A major challenge in machine learning is to reliably and automatically
discover hidden structure in data with little or no human intervention.
Many of the core statistical estimation problems of this type are, in
general, provably intractable for both computational and
information-theoretic reasons. However, much progress has been made over
the past decade or so to overcome these hardness barriers by focusing on
realistic cases that rule out the intractable instances. In this talk,
I'll describe a general computational approach for correctly estimating a
wide class of statistical models, including Gaussian mixture models, Hidden
Markov models, Latent Dirichlet Allocation, Probabilistic Context Free
Grammars, and several more.
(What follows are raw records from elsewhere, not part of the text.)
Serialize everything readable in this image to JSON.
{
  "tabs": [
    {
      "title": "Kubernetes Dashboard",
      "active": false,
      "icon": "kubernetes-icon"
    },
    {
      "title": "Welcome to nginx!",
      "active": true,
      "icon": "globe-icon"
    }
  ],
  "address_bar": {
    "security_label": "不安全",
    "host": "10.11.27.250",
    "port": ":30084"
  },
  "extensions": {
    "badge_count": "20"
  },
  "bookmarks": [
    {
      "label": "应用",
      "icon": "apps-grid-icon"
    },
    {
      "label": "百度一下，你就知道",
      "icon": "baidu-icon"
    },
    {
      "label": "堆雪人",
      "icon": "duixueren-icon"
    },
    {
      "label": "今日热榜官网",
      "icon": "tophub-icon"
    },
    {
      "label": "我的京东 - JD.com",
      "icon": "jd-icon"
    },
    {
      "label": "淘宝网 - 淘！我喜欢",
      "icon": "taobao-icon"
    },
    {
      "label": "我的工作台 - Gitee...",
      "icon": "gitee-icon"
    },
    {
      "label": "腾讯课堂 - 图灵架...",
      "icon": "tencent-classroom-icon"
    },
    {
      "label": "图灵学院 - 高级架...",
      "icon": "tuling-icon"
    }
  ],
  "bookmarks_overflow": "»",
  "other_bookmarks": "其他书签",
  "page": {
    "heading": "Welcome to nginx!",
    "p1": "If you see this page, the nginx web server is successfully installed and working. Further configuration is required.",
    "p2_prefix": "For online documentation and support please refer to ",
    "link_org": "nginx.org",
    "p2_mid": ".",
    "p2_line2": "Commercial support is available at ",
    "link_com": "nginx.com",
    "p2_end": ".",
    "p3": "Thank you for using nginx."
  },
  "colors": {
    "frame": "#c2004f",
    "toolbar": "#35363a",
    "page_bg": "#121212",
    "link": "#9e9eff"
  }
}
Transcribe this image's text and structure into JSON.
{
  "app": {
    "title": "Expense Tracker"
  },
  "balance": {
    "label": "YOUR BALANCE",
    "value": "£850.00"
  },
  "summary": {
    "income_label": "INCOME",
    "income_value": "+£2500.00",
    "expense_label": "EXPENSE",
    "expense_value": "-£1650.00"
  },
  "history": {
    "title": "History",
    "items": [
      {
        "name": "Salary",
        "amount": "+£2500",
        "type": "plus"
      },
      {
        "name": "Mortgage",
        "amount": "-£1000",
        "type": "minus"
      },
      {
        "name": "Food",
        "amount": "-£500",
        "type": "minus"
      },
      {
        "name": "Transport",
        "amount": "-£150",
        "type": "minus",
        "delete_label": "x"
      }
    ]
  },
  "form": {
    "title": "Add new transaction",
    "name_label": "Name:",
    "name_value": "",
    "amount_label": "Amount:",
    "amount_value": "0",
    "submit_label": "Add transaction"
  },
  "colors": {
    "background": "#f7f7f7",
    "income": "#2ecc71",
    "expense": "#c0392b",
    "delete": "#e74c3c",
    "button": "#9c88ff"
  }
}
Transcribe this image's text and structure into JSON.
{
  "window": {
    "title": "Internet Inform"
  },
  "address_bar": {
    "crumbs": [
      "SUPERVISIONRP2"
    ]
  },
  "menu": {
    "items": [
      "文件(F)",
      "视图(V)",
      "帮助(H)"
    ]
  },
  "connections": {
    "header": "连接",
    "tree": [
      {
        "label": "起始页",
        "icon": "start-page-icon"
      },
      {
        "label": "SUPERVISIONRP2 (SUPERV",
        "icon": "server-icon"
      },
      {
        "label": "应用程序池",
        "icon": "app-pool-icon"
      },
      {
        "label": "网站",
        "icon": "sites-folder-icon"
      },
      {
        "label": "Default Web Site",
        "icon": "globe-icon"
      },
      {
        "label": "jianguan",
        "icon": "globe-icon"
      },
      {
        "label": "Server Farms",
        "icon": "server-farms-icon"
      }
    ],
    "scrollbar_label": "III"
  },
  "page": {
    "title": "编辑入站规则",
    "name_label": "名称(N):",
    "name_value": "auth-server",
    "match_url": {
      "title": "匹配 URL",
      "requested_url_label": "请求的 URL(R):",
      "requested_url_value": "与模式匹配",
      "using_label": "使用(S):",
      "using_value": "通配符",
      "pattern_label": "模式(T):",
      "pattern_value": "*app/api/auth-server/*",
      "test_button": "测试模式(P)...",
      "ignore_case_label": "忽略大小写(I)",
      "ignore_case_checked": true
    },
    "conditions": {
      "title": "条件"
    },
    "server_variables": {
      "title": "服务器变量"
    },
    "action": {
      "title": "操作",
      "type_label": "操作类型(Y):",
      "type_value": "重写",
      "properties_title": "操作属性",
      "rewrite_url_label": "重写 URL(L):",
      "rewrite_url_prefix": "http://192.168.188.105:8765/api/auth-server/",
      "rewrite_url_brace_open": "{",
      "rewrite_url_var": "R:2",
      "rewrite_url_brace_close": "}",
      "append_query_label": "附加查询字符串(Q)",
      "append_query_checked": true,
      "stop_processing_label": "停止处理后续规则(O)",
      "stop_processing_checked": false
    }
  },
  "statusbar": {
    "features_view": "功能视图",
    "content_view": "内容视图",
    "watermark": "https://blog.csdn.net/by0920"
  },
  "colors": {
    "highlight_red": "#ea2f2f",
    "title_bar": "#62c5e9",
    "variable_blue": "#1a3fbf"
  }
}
The scope of the approach extends beyond the
purview of previous algorithms; and it leads to both new theoretical
guarantees for unsupervised learning, as well as fast and practical
algorithms for large-scale data analysis.
Daniel Hsu is a postdoc at Microsoft Research New England. Previously, he
was a postdoc with the Department of Statistics at Rutgers University and
the Department of Statistics at the University of Pennsylvania from 2010 to
2011, supervised by Tong Zhang and Sham M. Kakade. He received his Ph.D.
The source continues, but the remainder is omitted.